As we attempt to define an appropriate standard of care for ambulatory perineural infusion, vigilance concerning the risk of local anesthetic toxicity occurring outside of the hospital is essential. In our group, we go to great lengths to avoid such complications. The description by Chelly et al.  of patients being sent home with brief instructions and a phone number is inaccurate. As we mentioned in the case report, careful patient selection is essential. In addition, at our institution, the standard of care for each patient is to receive 24-h, 7-day, and 3-week follow-up telephone calls, which are tracked in an automated database. Individual patients are also followed-up at home by physician house calls and home healthcare nurses. Deciding the level of care is based on individual clinician judgment on a case-by-case basis.
We agree with Chelly et al.  that ambulatory care should provide the same level of care as in-patient care. However, we believe that ambulatory care can provide the same quality of health care as in-patient care, without the same level of nursing and medical intervention suggested by Chelly et al.  Removing a continuous local anesthetic catheter at home is one example. Patients routinely remove surgical drains that lie within joint spaces and wounds without the supervision of a physician. Extending this to perineural catheters seems feasible. Furthermore, choosing the appropriate anatomic site for catheter insertion should be based on the site of surgery, patient habitus, and desired postoperative analgesia, not to simply facilitate a clinician’s ease of view of the catheter site.
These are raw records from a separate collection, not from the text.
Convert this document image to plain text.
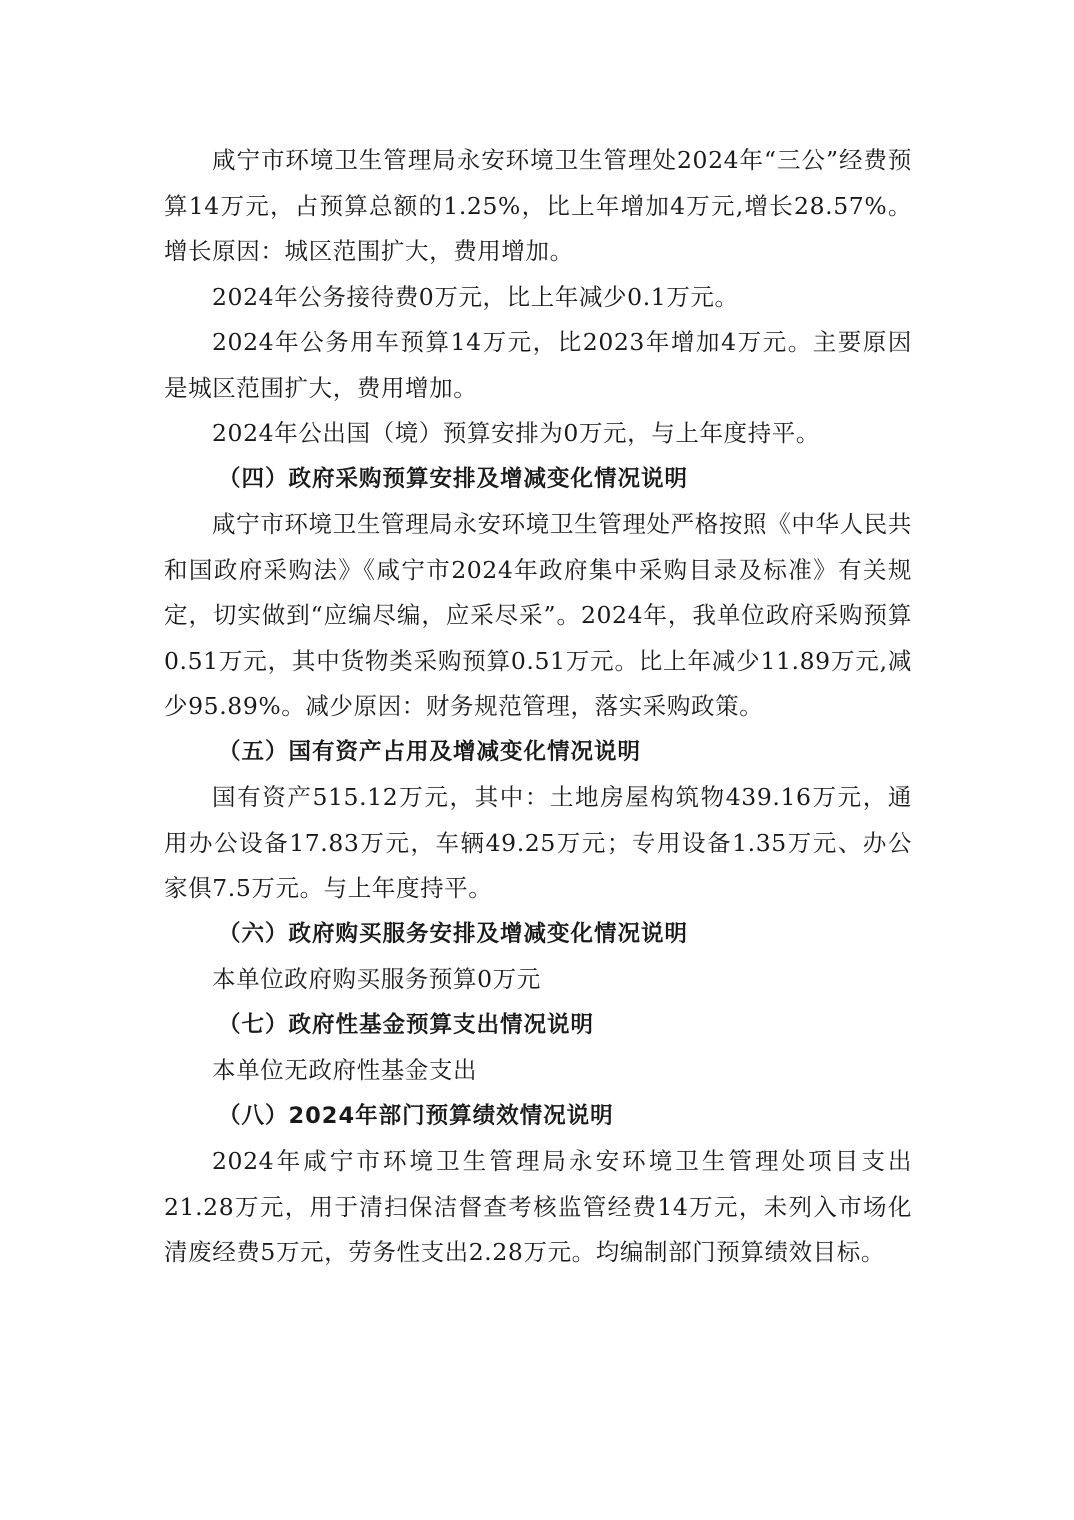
咸宁市环境卫生管理局永安环境卫生管理处2024年“三公”经费预算14万元，占预算总额的1.25%，比上年增加4万元,增长28.57%。增长原因：城区范围扩大，费用增加。

2024年公务接待费0万元，比上年减少0.1万元。

2024年公务用车预算14万元，比2023年增加4万元。主要原因是城区范围扩大，费用增加。

2024年公出国（境）预算安排为0万元，与上年度持平。

（四）政府采购预算安排及增减变化情况说明

咸宁市环境卫生管理局永安环境卫生管理处严格按照《中华人民共和国政府采购法》《咸宁市2024年政府集中采购目录及标准》有关规定，切实做到“应编尽编，应采尽采”。2024年，我单位政府采购预算0.51万元，其中货物类采购预算0.51万元。比上年减少11.89万元,减少95.89%。减少原因：财务规范管理，落实采购政策。

（五）国有资产占用及增减变化情况说明

国有资产515.12万元，其中：土地房屋构筑物439.16万元，通用办公设备17.83万元，车辆49.25万元；专用设备1.35万元、办公家俱7.5万元。与上年度持平。

（六）政府购买服务安排及增减变化情况说明

本单位政府购买服务预算0万元

（七）政府性基金预算支出情况说明

本单位无政府性基金支出

（八）2024年部门预算绩效情况说明

2024年咸宁市环境卫生管理局永安环境卫生管理处项目支出21.28万元，用于清扫保洁督查考核监管经费14万元，未列入市场化清废经费5万元，劳务性支出2.28万元。均编制部门预算绩效目标。
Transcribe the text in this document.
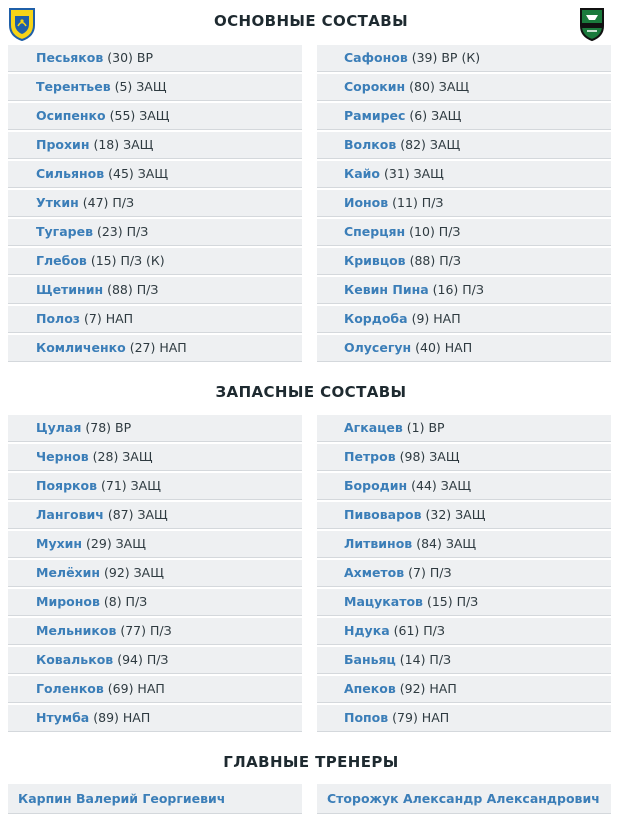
ОСНОВНЫЕ СОСТАВЫ
Песьяков (30) ВР
Терентьев (5) ЗАЩ
Осипенко (55) ЗАЩ
Прохин (18) ЗАЩ
Сильянов (45) ЗАЩ
Уткин (47) П/З
Тугарев (23) П/З
Глебов (15) П/З (К)
Щетинин (88) П/З
Полоз (7) НАП
Комличенко (27) НАП
Сафонов (39) ВР (К)
Сорокин (80) ЗАЩ
Рамирес (6) ЗАЩ
Волков (82) ЗАЩ
Кайо (31) ЗАЩ
Ионов (11) П/З
Сперцян (10) П/З
Кривцов (88) П/З
Кевин Пина (16) П/З
Кордоба (9) НАП
Олусегун (40) НАП
ЗАПАСНЫЕ СОСТАВЫ
Цулая (78) ВР
Чернов (28) ЗАЩ
Поярков (71) ЗАЩ
Лангович (87) ЗАЩ
Мухин (29) ЗАЩ
Мелёхин (92) ЗАЩ
Миронов (8) П/З
Мельников (77) П/З
Ковальков (94) П/З
Голенков (69) НАП
Нтумба (89) НАП
Агкацев (1) ВР
Петров (98) ЗАЩ
Бородин (44) ЗАЩ
Пивоваров (32) ЗАЩ
Литвинов (84) ЗАЩ
Ахметов (7) П/З
Мацукатов (15) П/З
Ндука (61) П/З
Баньяц (14) П/З
Апеков (92) НАП
Попов (79) НАП
ГЛАВНЫЕ ТРЕНЕРЫ
Карпин Валерий Георгиевич	Сторожук Александр Александрович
The rapid growth of ambulatory anesthesia and the evolution of outpatient surgical techniques will demand that we move forward from traditional pain management strategies. This will necessitate incorporation of the numerous successful variations in community practice. Given the 50 h of postoperative analgesia provided with this technique in an ambulatory setting, the success we have seen in placing more than 1,000 continuous local anesthetic catheters for inpatient treatment in our ambulatory care unit, and the success discussed in the literature, we believe further investigation of outpatient continuous local anesthetic catheters is warranted. It is our goal to define the safety and effectiveness of this treatment method by prospective randomized trials performed by a core of professionals interested in developing this field, and not simply by individual or institutional tradition.